Acórdão nº 50529429020228210001 Tribunal de Justiça do Estado do Rio Grande do Sul, Vigésima Terceira Câmara Cível, 30-08-2022

Data de Julgamento30 Agosto 2022
Tribunal de OrigemTribunal de Justiça do RS
Classe processualApelação
Número do processo50529429020228210001
Tipo de documentoAcórdão
ÓrgãoVigésima Terceira Câmara Cível

PODER JUDICIÁRIO

Documento:20002590538
Poder Judiciário
Tribunal de Justiça do Estado do Rio Grande do Sul

23ª Câmara Cível

Avenida Borges de Medeiros, 1565 - Porto Alegre/RS - CEP 90110-906

Apelação Cível Nº 5052942-90.2022.8.21.0001/RS

TIPO DE AÇÃO: Empréstimo consignado

RELATOR: Desembargador JORGE LUIS DALL AGNOL

APELANTE: NILZA MACHADO DE OLIVEIRA (AUTOR)

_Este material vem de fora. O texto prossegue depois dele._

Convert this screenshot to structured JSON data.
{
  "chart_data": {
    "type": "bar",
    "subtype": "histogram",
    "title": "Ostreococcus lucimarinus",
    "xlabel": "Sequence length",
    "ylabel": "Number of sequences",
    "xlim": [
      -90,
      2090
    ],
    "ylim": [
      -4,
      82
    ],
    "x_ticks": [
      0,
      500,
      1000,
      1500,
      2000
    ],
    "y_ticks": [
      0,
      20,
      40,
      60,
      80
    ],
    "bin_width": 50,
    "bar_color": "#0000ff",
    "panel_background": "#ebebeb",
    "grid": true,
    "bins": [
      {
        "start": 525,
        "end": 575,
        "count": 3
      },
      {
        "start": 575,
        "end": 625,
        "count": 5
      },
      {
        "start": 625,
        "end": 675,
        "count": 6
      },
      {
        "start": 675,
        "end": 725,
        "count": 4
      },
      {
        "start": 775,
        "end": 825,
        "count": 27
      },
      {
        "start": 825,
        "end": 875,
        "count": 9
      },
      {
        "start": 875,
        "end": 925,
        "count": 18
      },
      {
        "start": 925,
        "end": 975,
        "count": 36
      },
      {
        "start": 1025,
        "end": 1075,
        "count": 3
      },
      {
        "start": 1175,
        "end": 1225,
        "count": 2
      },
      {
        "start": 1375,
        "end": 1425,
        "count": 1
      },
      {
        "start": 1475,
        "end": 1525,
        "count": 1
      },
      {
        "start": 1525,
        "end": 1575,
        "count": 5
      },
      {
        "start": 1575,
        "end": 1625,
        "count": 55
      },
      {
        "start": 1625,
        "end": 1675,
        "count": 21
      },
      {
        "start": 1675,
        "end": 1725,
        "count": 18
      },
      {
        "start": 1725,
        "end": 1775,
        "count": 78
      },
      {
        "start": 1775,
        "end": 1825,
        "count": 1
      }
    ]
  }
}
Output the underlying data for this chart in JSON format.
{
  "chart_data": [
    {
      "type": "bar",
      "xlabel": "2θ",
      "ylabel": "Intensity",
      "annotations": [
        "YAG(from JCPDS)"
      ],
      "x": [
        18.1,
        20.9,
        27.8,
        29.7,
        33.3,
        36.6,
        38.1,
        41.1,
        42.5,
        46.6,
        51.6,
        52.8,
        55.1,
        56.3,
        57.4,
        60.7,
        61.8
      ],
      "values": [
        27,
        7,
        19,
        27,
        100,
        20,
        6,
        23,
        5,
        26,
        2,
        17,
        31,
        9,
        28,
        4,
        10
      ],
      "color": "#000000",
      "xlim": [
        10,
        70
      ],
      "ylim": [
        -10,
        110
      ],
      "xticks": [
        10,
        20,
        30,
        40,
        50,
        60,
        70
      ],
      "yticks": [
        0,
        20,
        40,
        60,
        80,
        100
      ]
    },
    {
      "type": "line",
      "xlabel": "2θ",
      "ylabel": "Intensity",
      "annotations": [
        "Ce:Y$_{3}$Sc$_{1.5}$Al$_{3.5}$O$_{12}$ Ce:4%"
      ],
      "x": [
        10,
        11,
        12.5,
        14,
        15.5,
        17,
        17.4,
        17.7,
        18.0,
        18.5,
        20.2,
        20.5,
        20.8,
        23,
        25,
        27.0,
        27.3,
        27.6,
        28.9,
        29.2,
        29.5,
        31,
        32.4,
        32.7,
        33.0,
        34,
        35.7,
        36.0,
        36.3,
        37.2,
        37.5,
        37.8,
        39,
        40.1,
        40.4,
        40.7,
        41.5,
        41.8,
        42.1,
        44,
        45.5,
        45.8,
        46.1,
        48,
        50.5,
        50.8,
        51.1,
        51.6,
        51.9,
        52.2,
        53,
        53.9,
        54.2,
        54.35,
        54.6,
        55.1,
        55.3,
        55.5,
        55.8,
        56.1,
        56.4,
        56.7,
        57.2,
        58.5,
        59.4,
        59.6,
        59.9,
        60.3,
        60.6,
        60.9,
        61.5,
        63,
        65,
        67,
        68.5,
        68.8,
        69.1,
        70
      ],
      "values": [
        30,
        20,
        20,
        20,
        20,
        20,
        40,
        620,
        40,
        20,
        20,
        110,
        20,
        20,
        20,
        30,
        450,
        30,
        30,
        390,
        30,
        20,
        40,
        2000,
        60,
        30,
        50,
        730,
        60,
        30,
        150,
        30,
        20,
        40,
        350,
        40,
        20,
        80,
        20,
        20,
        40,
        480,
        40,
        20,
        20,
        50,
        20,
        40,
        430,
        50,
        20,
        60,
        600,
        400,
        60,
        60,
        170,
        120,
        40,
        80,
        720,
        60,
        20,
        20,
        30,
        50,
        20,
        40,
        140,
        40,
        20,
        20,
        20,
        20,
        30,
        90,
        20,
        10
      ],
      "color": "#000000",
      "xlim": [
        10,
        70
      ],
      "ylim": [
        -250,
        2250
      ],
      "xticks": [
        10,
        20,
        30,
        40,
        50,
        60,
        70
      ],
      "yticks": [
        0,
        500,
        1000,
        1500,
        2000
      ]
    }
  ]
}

APELADO: BANCO SAFRA S A (RÉU)

RELATÓRIO

Trata-se de apelação interposta por NILZA MACHADO DE OLIVEIRA da sentença que, nos autos da ação revisional de contrato bancário proposta em face de BANCO SAFRA S A julgou improcedentes os pedidos, condenando a parte autora ao pagamento das custas processuais e dos honorários advocatícios, que fixou em R$ 1.000,00, ficando suspensa a exigibilidade, por litigar sob o pálio da gratuidade da justiça (evento 16 dos autos de origem).

Em suas razões, a apelante afirma que os juros remuneratórios devem ser limitados à taxa indicada pelo Bacen, devendo ser reconhecida a abusividade. Fala que os juros remuneratórios não devem ser cumulados com comissão de permanência. Diz que a capitalização de juros não está prevista de forma clara e expressa. Fala que deve ser afastada a mora. Sustenta que deve ser admitida a compensação e repetição do indébito. Postula o provimento do recurso (evento 20 dos autos de origem).

Apresentadas as contrarrazões (evento 25).

É o relatório.

VOTO

A apelante insurge-se contra a sentença que julgou improcedentes os pedidos, pretendendo, a reforma da sentença hostilizada.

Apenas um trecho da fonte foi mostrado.